Siapa saja menyimpang dari (jalan) Jama’ah yang dipuji oleh Rasulullah r dalam banyak sabdanya dan telah disebut oleh Allah ‘Azza wa Jalla (dalam Al Qur’an) , maka ia telah menentang Allah dan Rasul-Nya. Yang kumaksud adalah firman-Nya (artinya):
Siapa saja menyimpang dari (jalan) Jama’ah yang dipuji oleh Rasulullah r dalam banyak sabdanya dan telah disebut oleh Allah ‘Azza wa Jalla (dalam Al Qur’an) , maka ia telah menentang Allah dan Rasul-Nya. Yang kumaksud adalah firman-Nya (artinya):
“Dan
barangsiapa menentang Rasul setelah jelas baginya kebenaran, dan
mengikuti selain jalannya orang-orang mu’min , kami biarkan ia leluasa
bergelimang dalam kesesatan dan Kami masukkan ia ke dalam Jahannam, dan
Jahannam itu seburuk-buruk tempat kembali.” (An Nisaa : 115)
Kemudian
beliau berkata: “Dari sinilah banyak sekali kelompok-kelompok yang
tersesat sejak dahulu hingga kini, karena mereka tidak mengikuti
jalannya orang-orang mu’min dan semata-mata mengandalkan akal, bahkan
mengikuti hawa nafsu di dalam menafsirkan Al-Qur’an dan As-Sunnah, yang
kemudian membuahkan kesimpulan-kesimpulan yang sangat berbahaya, dan
akhirnya menyimpang dari jalan As-Salafush Shalih.” (Fitnatut Takfir,
hal. 13).
Asy-Syaikh
Muhammad bin Shalih Al-’Utsaimin menambahkan sebab ketiga yaitu
jeleknya pemahaman yang dibangun di atas jeleknya niat. (Fitnatut
Takfir, hal. 19)
Demikian
pula Asy-Syaikh Shalih bin Fauzan Al-Fauzan menambahkan sebab yang
lain, yaitu adanya kecemburuan (ghairah) terhadap agama yang berlebihan
atau semangat yang tidak pada tempatnya (Zhahiratut-Tabdi’ Wat-Tafsiq
Wat-Takfir Wa-Dhawabithuha, hal. 14)
Kehati-hatian Ahlus Sunnah Wal Jama’ah dalam Masalah Takfir
Adapun
Ahlus-Sunnah Wal-Jama’ah, As-Salafiyyun adalah orang-orang yang sangat
berhati-hati dalam masalah takfir, bahkan merekalah yang sejak dahulu
hingga kini memerangi fitnah dan pemikiran tersebut.
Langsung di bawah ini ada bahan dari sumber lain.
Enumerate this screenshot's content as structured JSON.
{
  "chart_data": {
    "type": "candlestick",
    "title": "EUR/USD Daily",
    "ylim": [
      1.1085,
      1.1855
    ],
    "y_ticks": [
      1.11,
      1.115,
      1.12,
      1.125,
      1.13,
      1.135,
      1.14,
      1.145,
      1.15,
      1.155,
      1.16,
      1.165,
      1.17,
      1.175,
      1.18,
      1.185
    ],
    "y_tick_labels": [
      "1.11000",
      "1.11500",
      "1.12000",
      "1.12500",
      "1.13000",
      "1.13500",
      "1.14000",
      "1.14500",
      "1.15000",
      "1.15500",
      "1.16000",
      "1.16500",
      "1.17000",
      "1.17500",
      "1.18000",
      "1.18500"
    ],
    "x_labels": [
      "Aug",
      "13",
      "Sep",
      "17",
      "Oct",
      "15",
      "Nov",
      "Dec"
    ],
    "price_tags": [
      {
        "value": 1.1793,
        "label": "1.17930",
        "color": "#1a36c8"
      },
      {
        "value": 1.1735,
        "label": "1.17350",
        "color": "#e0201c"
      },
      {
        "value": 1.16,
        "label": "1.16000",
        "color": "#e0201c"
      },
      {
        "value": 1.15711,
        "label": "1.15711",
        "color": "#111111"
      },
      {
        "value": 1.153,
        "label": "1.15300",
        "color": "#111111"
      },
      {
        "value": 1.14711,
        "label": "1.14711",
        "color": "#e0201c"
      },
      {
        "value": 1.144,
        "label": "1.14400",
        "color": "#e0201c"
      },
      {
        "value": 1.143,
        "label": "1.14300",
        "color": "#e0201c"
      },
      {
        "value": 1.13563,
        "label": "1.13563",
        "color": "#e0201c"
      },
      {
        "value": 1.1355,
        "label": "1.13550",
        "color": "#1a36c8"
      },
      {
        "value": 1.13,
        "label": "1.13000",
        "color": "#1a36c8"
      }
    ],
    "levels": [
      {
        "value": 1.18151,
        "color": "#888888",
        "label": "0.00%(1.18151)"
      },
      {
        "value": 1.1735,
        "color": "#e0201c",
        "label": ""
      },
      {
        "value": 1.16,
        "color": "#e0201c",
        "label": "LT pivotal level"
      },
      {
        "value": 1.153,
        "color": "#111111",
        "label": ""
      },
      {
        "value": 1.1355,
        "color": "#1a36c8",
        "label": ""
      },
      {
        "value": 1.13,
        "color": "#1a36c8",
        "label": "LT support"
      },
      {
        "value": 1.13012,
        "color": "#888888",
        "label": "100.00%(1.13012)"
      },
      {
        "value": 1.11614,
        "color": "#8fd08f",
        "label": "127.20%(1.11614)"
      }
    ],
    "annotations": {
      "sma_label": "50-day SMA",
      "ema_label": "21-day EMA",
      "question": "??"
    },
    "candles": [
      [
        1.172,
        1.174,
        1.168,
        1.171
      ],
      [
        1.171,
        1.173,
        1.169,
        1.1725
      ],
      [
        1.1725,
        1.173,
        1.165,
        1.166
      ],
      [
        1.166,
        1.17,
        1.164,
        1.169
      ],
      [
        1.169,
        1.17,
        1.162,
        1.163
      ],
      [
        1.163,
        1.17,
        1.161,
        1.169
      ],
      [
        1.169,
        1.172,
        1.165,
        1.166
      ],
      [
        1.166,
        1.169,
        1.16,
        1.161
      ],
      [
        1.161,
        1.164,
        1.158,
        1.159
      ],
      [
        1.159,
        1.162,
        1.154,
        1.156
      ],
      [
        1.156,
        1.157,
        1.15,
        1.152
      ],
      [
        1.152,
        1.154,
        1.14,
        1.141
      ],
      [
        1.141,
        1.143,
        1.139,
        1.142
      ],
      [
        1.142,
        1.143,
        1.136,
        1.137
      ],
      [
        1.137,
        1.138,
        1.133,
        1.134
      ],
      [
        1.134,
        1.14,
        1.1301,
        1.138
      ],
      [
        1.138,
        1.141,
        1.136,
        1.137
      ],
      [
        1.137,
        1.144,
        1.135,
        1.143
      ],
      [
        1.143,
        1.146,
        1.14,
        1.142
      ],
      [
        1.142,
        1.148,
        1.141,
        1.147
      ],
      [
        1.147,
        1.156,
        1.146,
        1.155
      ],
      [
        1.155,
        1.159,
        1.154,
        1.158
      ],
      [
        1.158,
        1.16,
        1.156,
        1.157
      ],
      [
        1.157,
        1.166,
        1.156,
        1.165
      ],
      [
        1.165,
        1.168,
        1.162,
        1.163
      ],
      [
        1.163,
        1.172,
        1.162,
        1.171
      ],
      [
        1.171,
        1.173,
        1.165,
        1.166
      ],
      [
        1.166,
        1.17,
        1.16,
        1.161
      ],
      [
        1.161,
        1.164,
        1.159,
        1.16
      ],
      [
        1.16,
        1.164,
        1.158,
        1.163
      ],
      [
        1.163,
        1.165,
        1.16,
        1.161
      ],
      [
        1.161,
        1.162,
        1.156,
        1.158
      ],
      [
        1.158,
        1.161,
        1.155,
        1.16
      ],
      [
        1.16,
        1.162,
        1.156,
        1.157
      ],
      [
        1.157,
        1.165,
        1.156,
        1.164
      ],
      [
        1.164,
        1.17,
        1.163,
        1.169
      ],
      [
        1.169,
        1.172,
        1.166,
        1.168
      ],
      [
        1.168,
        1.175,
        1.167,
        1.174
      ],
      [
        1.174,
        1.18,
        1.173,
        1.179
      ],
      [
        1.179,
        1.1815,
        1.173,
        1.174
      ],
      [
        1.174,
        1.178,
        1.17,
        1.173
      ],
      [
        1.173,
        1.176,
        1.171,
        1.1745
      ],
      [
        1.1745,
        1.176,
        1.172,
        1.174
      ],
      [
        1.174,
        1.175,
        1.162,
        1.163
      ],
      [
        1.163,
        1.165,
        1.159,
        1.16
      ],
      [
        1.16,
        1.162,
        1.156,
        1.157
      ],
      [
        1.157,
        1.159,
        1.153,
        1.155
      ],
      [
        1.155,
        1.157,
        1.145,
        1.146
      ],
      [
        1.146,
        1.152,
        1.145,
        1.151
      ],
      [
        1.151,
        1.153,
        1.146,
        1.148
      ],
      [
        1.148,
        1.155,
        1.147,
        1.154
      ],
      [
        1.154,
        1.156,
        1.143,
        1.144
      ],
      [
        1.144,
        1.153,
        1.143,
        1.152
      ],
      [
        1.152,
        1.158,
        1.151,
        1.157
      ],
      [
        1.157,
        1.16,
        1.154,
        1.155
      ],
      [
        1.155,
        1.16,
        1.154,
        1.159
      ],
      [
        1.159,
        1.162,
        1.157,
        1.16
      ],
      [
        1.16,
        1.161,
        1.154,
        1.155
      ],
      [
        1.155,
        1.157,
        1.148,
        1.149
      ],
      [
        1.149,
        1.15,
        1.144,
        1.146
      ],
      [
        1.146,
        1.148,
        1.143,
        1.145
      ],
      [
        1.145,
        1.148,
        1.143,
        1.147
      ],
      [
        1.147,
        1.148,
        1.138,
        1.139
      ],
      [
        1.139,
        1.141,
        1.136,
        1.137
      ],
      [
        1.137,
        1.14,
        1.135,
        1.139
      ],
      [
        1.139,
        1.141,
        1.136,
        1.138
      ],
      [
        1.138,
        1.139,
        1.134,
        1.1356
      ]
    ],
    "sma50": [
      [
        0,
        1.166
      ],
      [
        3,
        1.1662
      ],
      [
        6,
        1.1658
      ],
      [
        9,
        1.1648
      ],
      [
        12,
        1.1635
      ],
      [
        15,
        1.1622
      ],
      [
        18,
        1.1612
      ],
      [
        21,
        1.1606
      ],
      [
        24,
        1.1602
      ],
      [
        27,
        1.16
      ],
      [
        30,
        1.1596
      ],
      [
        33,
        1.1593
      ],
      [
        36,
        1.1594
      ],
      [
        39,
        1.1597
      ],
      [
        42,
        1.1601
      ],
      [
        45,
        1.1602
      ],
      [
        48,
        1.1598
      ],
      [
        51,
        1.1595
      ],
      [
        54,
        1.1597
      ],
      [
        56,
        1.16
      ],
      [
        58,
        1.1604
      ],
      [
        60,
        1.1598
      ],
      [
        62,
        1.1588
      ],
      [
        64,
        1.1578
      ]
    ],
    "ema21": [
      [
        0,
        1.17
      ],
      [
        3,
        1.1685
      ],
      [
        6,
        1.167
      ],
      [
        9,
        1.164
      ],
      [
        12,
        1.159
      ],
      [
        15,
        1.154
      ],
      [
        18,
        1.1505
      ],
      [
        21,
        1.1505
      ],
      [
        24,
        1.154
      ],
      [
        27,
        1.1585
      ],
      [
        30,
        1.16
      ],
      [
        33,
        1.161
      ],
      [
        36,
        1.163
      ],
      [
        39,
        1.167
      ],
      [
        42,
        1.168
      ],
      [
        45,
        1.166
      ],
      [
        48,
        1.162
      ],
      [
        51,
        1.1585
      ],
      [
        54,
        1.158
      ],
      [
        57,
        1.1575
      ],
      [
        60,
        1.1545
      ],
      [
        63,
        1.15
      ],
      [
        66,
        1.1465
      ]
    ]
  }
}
Kitab-kitab dan
fatwa-fatwa para ulama mereka pun cukup sebagai bukti dan saksi,
sehingga sangat ironis sekali apa yang diopinikan oleh musuh-musuh Islam
bahwa motor dari fitnah takfir ini adalah As-Salafiyyun , dan mereka
adalah para teroris.
Asy-Syaikh
Muhammad bin Abdul Wahhab rahimahullah berkata: “Ringkas kata, wajib
bagi yang ingin mengintrospeksi dirinya agar tidak berbicara dalam
masalah ini kecuali dengan ilmu dan keterangan dari Allah, dan hendaknya
berhati-hati dari perbuatan mengeluarkan seseorang dari Islam
semata-mata dengan pemahamannya dan anggapan baik akalnya, karena
mengeluarkan seseorang dari Islam atau memasukkan seseorang kedalamnya
termasuk perkara besar dari perkara-perkara agama ini.” (Ad-Durar As-
Saniyyah, 8/217, dinukil dari At Tahdzir Minattasarru’ Fittakfir karya
Muhammad bin Nashir Al Uraini, hal.30).
Asy-Syaikh
Muhammad bin Shalih Al-’Utsaimin rahimahullah berkata: “Pemberian vonis
kafir dan fasiq bukan urusan kita, bahkan ia dikembalikan kepada Allah
dan Rasul-Nya, karena ia termasuk hukum syari’ah yang referensinya
adalah Al Qur’an dan As Sunnah. Maka wajib untuk ekstra hati-hati dan
teliti dalam permasalahan ini, sehingga tidaklah seseorang dikafirkan
dan dihukumi fasiq kecuali bila Al Qur’an dan As Sunnah telah
menunjukkan kekafiran dan kefasikannya. Dan hukum asal bagi seorang
muslim yang secara dhohir nampak ciri-ciri keislamannya adalah tetap
berada diatas keislaman sampai benar-benar terbukti dengan dalil syar’i
adanya sesuatu yang menghapusnya, dan tidak boleh bermudah mudahan dalam
mengkafirkan seorang muslim atau menghukuminya sebagai fasiq.”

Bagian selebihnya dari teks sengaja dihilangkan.